We remark that our bacterial cultures are grown in LB medium. Although the growth curves appear exponential before saturating (see Methods), the nutrient composition can be such that the assumption of steady growth made in our model is not valid. It is therefore important to scrutinize whether the oscillations can be a consequence of this issue. To this aim, we analyzed a version of the model in which the fork firing rate is not steady, but gradually declines with time, see Appendix 7. We find that the discrepancy between the DNA abundance distributions predicted by this model and by the steady-state model is very small compared to the oscillations we observe. This observation supports that a potential lack of steady-state in the LB medium is not a likely cause for the oscillations.
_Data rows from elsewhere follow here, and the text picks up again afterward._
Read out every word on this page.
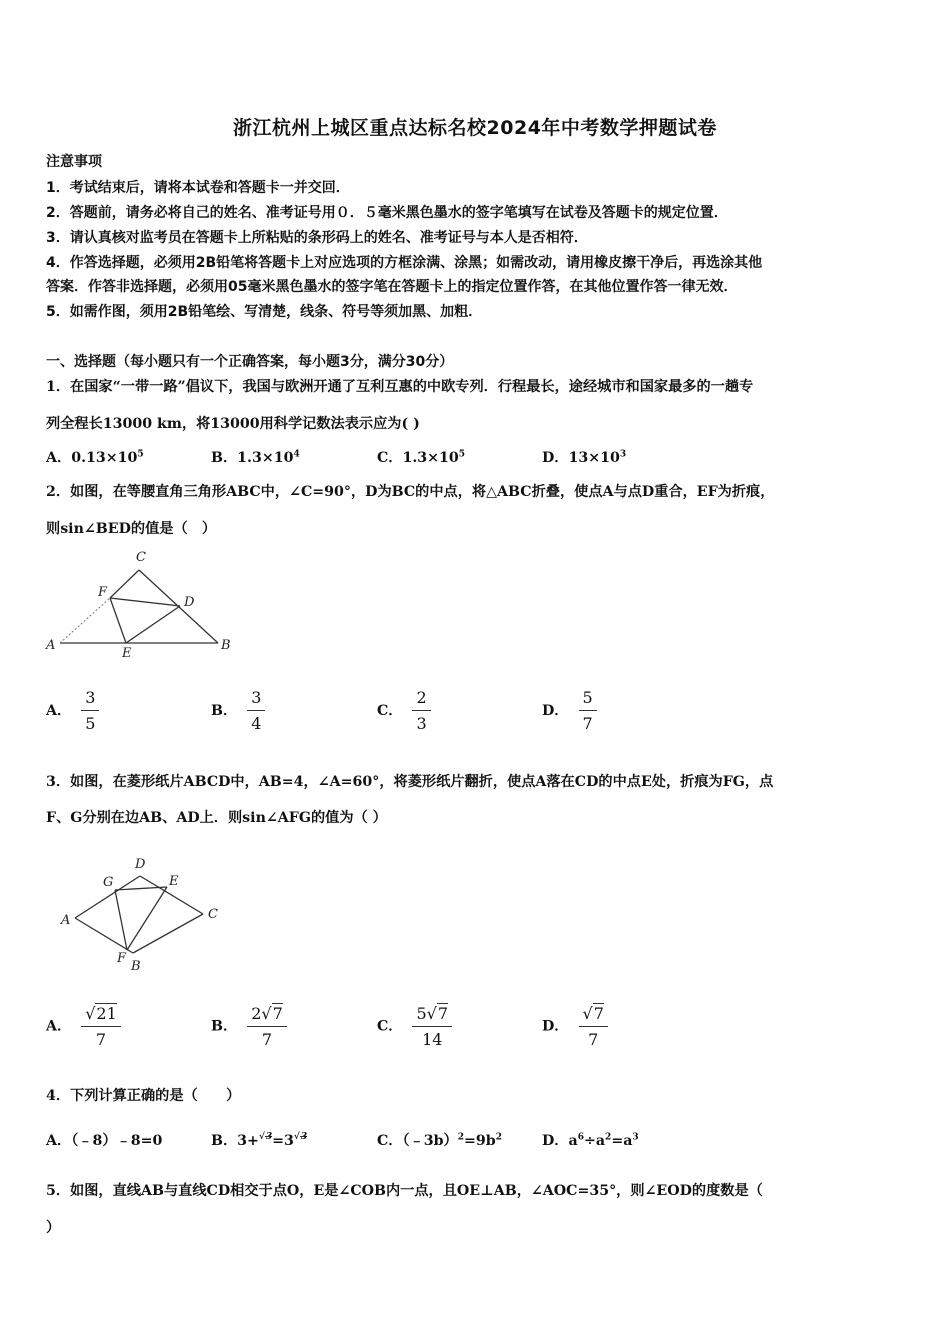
浙江杭州上城区重点达标名校2024年中考数学押题试卷
注意事项
1．考试结束后，请将本试卷和答题卡一并交回．
2．答题前，请务必将自己的姓名、准考证号用０．５毫米黑色墨水的签字笔填写在试卷及答题卡的规定位置．
3．请认真核对监考员在答题卡上所粘贴的条形码上的姓名、准考证号与本人是否相符．
4．作答选择题，必须用2B铅笔将答题卡上对应选项的方框涂满、涂黑；如需改动，请用橡皮擦干净后，再选涂其他
答案．作答非选择题，必须用05毫米黑色墨水的签字笔在答题卡上的指定位置作答，在其他位置作答一律无效．
5．如需作图，须用2B铅笔绘、写清楚，线条、符号等须加黑、加粗．
一、选择题（每小题只有一个正确答案，每小题3分，满分30分）
1．在国家“一带一路”倡议下，我国与欧洲开通了互利互惠的中欧专列．行程最长，途经城市和国家最多的一趟专
列全程长13000 km，将13000用科学记数法表示应为( )
A．$0.13\times 10^5$	B．$1.3\times 10^4$	C．$1.3\times 10^5$	D．$13\times 10^3$
2．如图，在等腰直角三角形ABC中，∠C=90°，D为BC的中点，将△ABC折叠，使点A与点D重合，EF为折痕，
则sin∠BED的值是（　）
C
F
D
A
E
B
A． $\frac{3}{5}$	B． $\frac{3}{4}$	C． $\frac{2}{3}$	D． $\frac{5}{7}$
3．如图，在菱形纸片ABCD中，AB=4，∠A=60°，将菱形纸片翻折，使点A落在CD的中点E处，折痕为FG，点
F、G分别在边AB、AD上．则sin∠AFG的值为（ ）
D
G	E
A	C
F
B
A． $\frac{√21}{7}$	B． $\frac{2√7}{7}$	C． $\frac{5√7}{14}$	D． $\frac{√7}{7}$
4．下列计算正确的是（　　）
A．（﹣8）﹣8=0	B．$3+^{√3}=3^{√3}$	C．$(﹣3b)^2=9b^2$	D．$a^6\div a^2=a^3$
5．如图，直线AB与直线CD相交于点O，E是∠COB内一点，且OE⊥AB，∠AOC=35°，则∠EOD的度数是（
）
In this paper, we infer the dynamics of replisomes from the DNA abundance distribution in a growing bacterial population. Our theory can be seen as a generalization of the classic Cooper-Helmstetter theory (Cooper and Helmstetter, 1968; Bremer and Churchward, 1977), that permits to estimate the duration of the replication period from the abundance of certain genomic locations in a growing population, see e.g. (Zheng et al., 2016; Si et al., 2017). While the Cooper-Helmstetter theory assumes constant replisome speed, our approach allows for varying speeds. We test our method by measuring the DNA abundance distribution of E. coli populations growing at different temperatures. We thereby accurately estimate the average speed of replisomes in vivo, and their speed variations along the genome.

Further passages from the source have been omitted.